Celia passed through the gate. There didn’t appear to be anyone about, and that included Barbara. The lace curtains at the parlor window were drawn open and the room looked empty.
Celia climbed the front steps and knocked on the door. “Mr. Palmer?” she called out, knocking again. “Barbara?”
There was no answer.
The cabdriver perked his brows when he saw her descend the porch steps.
“A few more minutes,” she shouted, hurrying over the flagstone path that flanked the side of the house.
No one was out back, either, not even the Palmers’ maid, Rose. Celia looked up at the house. Perhaps Barbara hadn’t come here after all.
Her gaze settled on the kitchen door and she noticed it had been propped open. “How odd.”
Inside, might she find conclusive evidence linking Joseph Palmer to Li Sha’s death? Or might she find Barbara, unconscious or worse?

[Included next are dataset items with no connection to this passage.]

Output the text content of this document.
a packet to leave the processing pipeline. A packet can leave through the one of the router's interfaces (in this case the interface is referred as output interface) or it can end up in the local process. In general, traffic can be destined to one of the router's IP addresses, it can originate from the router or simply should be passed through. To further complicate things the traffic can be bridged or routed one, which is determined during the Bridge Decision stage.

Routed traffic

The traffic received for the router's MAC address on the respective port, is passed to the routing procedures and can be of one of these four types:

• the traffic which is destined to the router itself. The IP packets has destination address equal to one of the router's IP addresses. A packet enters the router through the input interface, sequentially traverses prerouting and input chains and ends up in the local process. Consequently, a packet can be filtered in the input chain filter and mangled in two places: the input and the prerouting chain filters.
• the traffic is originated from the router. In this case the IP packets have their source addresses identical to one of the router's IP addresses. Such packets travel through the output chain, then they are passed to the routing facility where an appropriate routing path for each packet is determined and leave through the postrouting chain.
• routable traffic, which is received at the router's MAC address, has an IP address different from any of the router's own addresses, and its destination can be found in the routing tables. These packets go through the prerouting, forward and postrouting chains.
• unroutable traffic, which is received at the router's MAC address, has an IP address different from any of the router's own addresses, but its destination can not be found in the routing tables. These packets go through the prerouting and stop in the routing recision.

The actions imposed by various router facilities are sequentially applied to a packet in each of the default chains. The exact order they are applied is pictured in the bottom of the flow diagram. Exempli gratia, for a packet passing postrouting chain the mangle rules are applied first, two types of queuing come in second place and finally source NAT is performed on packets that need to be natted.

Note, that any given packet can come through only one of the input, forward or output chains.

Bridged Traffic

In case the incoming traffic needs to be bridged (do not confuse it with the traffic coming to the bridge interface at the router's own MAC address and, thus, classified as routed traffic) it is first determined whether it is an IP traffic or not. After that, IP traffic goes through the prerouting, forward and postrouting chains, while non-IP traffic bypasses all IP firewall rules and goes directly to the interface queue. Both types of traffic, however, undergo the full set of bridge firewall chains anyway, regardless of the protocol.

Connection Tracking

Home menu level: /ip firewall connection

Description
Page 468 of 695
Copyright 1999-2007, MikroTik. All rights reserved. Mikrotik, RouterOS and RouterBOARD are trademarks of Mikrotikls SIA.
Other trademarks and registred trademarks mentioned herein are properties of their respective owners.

I’m sure he wouldn’t hurt me. Celia hoped her cousin was right.
Celia drew in a breath. She’d need an explanation for what she was doing in the house. If she’d known she was going to be snooping around inside, she could have brought the umbrella Elizabeth had left in Celia’s vestibule stand and claim she’d wished to return it. Perhaps she should say she’d mislaid one of her tortoiseshell hair combs at the luncheon Elizabeth had hosted a few weeks ago. And she could claim that, when no one responded to her knocking, she’d decided to search for it on her own. The next reasonable question would be why she had waited so long to recover the hair comb. Perhaps no one would ask.
With a hasty glance around and seeing nothing more than a pair of finches fluttering among the shrubs and a pony cart wheeling by on a distant road, Celia sped across the veranda and through the door before she could change her mind.
“Hullo? Is anyone at home?” She rested a hand on her reticule and felt the comforting shape of the letter opener, transferred from her pocket, where it had managed to jab her thigh despite her crinoline. “Hullo? Barbara? Rose? Mr. Palmer? Anyone?” She listened for a response and got none.